Failure to Hold Discussions

While the court found most of IAP’s arguments meritless, it did find one argument—that the Army erred in not holding discussions—compelling.

  • Presumption in Favor of Discussions –   DFARS 215.306 states that for acquisitions over $100 million, contracting officers should conduct discussions. After analyzing the meaning of “may”, “should”, and “shall” and where they fail on the continuum of agency discretion, the court concluded that the “should” in DFARS 215.306 creates a presumption in favor of holding discussions.
  • Army Failed to Justify Why It Skipped Discussions – Given the presumption in favor of discussions, the court found that the Army’s threadbare record had not sufficiently justified the decision to forgo discussions. The Army had not provided any facts, explanation, or analysis as to why discussions were unnecessary. The Army made. conclusory assumption that IAP could not win the award even if it held discussions. The court found that this reasoning begged the question. The Army had not overcome the presumption in favor of discussions.
  • Court Rejected GAOs’ Test for Discussions – GAO has a three part test for determining whether an agency erred in not conducting discussions. The court rejected this test, reasoning that the test was based on cases that had been decided before the enactment of DFARS 215.306, and the presumption in favor of discussions.
  • IAP Was Prejudiced by Failure to Conduct Discussions – The Army argued that even if it erred in not holding discussion, IAP was not prejudiced. IAP submitted a technically unacceptable proposal, thus it would not have been included in the competitive range for discussions. The problem with the argument was that the Army never made a competitive range determination. Had the Army made a competitive range determination and excluded IAP, then IAP could’ve challenged that determination. But the court would not assume that IAP could not have been included in the competitive range. And if IAP had been included in the competitive range, and the Army held discussions, then it was possible that the company could have revised its proposal to remove the deficiency.

Appropriate Remedy

Although the court had found that the Army erred and that IAP had been prejudiced by the error, the court was not sure that injunctive relief was appropriate. It was not clear whether IAP had suffered irreparable harm warranting an injunction. At most, IAP had lost the opportunity to participate in the competitive range. If the court were to require the Army to conduct discussions, the Army would likely find that the IAP was not in the competitive range and did not need to be included in discussions. The court questioned whether the Army should be forced to engage in a process that may result in a competitive range that excluded IAP. That said, the Army had not shown that the balance of harms tipped in its favor. It was not clear whether the Army would suffer any particular harm by having to go back and create a competitive range. Given the lack of clarity on harm, the court ordered the parties to provide supplemental briefing on the harm element of the injunctive relief calculus.
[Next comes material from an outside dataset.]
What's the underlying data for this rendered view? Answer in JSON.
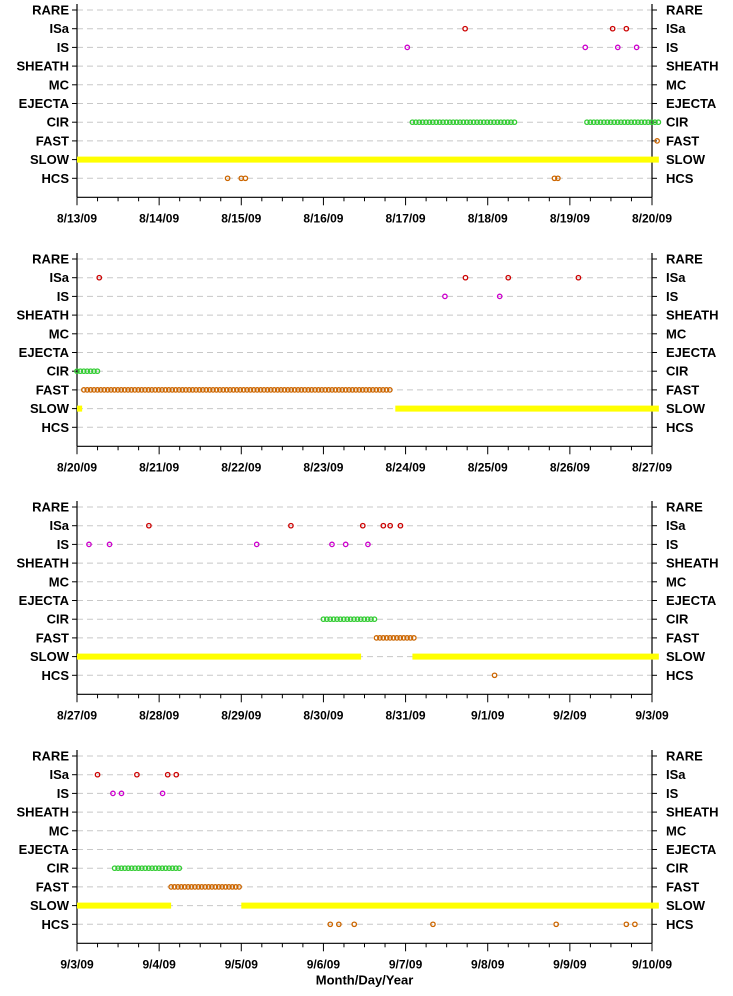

IAP is represented by Kara L. Daniels, Nathaniel E. Castellano, Thomas A. Pettit, and Aime JH Joo of Arnold & Porter Kaye Scholer LLP. The intervenor, Vectrus, is represented by Adam K. Lasky, Edward V. Arnold, Stephanie B. Magnell, and Bret C. Marfut of Seyfarth Shaw LLP. The government is represented by Tanya B. Koenig, Brian M. Boynton, Martin F. Hockey, Jr. and Reginald T. Blades, Jr. of the Department of Justice as well as Major Seth Ritzman of the Army.